National Night Out Connects Law Enforcement with Community

Want to help keep your community safe?

Police and neighbors joined forces across the country to celebrate “National Night Out.”
A large group showed up in Escambia County at Lexington Terrace Park to take part in the block party style event.
The CW55’s Hayley Minogue joined the group today to hear from the group’s organizers.

The party’s aim was drug and crime prevention through community help and outreach.  The Pensacola Police and Escambia County Sheriff’s Office were present to handle the policing side, and the Community Drug and Alcohol Council spoke to children and adults alike about drug usage.  Night Out focuses on what the community can do to help, so sponsors thought they would help the community out with free school supplies and dinner.

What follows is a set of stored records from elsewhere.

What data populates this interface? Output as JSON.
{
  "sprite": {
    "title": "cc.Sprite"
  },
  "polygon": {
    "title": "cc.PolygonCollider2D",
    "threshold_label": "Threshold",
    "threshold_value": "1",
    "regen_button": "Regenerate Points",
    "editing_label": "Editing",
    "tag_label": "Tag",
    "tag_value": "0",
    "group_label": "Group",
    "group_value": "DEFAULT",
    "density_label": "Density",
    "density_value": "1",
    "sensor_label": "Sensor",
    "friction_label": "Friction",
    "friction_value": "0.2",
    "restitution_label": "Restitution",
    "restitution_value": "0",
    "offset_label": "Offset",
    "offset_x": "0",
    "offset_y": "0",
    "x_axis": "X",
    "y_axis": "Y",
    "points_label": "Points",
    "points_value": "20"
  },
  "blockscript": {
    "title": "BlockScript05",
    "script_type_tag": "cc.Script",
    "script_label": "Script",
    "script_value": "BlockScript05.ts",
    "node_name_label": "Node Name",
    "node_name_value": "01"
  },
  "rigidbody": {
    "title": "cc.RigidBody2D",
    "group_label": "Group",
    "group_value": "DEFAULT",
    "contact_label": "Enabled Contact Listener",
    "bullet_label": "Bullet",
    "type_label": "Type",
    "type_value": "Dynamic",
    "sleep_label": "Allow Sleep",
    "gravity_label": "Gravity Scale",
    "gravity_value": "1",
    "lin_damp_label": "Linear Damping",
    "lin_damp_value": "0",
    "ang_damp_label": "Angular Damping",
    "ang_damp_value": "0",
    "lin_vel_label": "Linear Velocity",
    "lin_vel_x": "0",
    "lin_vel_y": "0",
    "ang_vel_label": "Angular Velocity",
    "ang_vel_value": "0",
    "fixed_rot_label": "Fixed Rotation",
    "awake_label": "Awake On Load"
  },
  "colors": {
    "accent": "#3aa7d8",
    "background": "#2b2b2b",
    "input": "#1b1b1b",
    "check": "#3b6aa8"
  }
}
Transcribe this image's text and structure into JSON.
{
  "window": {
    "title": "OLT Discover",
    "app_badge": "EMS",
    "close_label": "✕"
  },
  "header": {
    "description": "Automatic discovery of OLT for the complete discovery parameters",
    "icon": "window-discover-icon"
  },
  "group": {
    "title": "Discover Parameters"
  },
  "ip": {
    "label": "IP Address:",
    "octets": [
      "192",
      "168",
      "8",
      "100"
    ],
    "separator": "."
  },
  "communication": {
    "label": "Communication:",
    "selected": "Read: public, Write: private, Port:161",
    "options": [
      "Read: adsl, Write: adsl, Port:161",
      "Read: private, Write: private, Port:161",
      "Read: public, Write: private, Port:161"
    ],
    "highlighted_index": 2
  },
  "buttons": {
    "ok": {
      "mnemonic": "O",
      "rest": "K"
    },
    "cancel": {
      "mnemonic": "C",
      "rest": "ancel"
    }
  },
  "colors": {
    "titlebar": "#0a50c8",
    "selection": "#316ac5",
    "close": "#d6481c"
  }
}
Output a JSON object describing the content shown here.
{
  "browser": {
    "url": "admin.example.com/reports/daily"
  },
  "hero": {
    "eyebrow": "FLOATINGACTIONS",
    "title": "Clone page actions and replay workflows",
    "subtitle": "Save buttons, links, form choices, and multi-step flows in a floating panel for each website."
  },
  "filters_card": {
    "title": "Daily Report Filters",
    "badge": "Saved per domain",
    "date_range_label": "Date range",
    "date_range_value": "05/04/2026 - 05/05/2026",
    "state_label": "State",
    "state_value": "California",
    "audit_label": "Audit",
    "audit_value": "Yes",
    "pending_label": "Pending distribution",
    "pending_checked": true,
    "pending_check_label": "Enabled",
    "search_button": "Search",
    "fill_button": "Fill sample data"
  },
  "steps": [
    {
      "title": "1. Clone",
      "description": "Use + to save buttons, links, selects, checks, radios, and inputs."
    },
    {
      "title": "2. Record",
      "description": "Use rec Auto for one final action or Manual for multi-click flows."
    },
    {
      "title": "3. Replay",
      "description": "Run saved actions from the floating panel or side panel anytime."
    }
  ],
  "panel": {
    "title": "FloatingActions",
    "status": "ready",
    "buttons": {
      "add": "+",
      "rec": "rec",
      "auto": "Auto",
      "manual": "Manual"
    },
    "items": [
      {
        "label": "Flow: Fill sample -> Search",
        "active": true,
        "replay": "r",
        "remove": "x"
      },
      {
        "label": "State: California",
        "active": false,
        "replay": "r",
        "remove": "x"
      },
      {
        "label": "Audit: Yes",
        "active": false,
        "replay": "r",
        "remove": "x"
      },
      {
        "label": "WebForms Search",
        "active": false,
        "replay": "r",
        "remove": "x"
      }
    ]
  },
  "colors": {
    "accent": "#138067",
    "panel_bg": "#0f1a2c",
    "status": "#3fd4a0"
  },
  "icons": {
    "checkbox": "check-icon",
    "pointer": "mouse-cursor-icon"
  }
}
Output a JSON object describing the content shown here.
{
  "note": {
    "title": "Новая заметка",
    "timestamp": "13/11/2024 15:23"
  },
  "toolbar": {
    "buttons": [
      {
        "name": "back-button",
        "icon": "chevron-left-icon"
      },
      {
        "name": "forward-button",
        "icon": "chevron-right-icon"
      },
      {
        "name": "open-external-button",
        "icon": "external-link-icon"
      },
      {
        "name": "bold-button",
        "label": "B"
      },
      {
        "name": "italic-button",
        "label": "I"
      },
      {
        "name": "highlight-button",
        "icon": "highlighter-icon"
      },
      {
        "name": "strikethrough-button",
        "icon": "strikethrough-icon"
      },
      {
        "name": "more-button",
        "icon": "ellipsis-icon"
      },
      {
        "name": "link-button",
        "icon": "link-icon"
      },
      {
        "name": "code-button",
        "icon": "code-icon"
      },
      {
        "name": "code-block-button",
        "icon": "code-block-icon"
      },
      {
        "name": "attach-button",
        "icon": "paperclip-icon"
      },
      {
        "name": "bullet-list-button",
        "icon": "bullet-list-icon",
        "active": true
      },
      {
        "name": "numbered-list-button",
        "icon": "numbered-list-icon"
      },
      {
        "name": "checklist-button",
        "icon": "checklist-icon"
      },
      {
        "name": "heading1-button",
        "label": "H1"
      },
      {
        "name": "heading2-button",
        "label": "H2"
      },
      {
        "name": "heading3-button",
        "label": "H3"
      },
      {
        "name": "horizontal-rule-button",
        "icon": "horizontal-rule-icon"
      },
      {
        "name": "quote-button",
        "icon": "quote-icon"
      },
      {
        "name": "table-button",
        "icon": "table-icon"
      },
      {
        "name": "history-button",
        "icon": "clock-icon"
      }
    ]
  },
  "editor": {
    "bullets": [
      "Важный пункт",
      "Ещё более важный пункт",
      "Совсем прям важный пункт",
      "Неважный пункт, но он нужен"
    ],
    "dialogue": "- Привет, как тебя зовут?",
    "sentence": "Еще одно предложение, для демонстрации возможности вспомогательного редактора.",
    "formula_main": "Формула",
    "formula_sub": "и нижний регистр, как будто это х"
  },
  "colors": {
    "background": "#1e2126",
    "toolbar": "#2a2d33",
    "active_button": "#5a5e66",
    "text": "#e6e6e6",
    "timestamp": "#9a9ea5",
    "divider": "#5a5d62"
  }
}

“We’re all in this together, if you need help, were here to help you,” said Denise Manassa.  “We also encourage you, if you have something going on in your neighborhood, let’s help law enforcement, let’s help our neighbors, and pay it forward by helping your neighbor. This is our way of just binding together.”

Many people present also took the time to thank police officers for their service.

A few of those law enforcement officials, as well as community members, shared different things you can do to get involved with neighborhood policing programs.

“It allows us to communicate as citizens, not so much law enforcement.  The citizens that we serve, they get to see the deputies and police officers in a different light,” said Sheriff David Morgan, Escambia County Sheriff’s Office.

One way the ECSO encourages community members to get involved is through Operation Clean Sweep.  The program is so successful, it’s currently booked through Summer of 2017.

“We look for drivers licenses, we do a safety check on your vehicle… Do all your lights work, your brakes work, your turn signal works,” Sheriff Morgan explained.

One man who attended the event says he’s been helping with Neighborhood Watch since he was 15 years old.  He’s now 65.

“I feel really good about it,” said Ivan Levine.  “I feel I’m doing my civic duty.”

The Pensacola Police Chief believes making friendships in a non-stressful environment is important.

“When you can have more quality face to face time with the public, they get to know you as a person, and then when you talk to them about crime in the neighborhood, and how you can work together, it establishes a legitimacy through your relationships,” said Chief David Alexander III.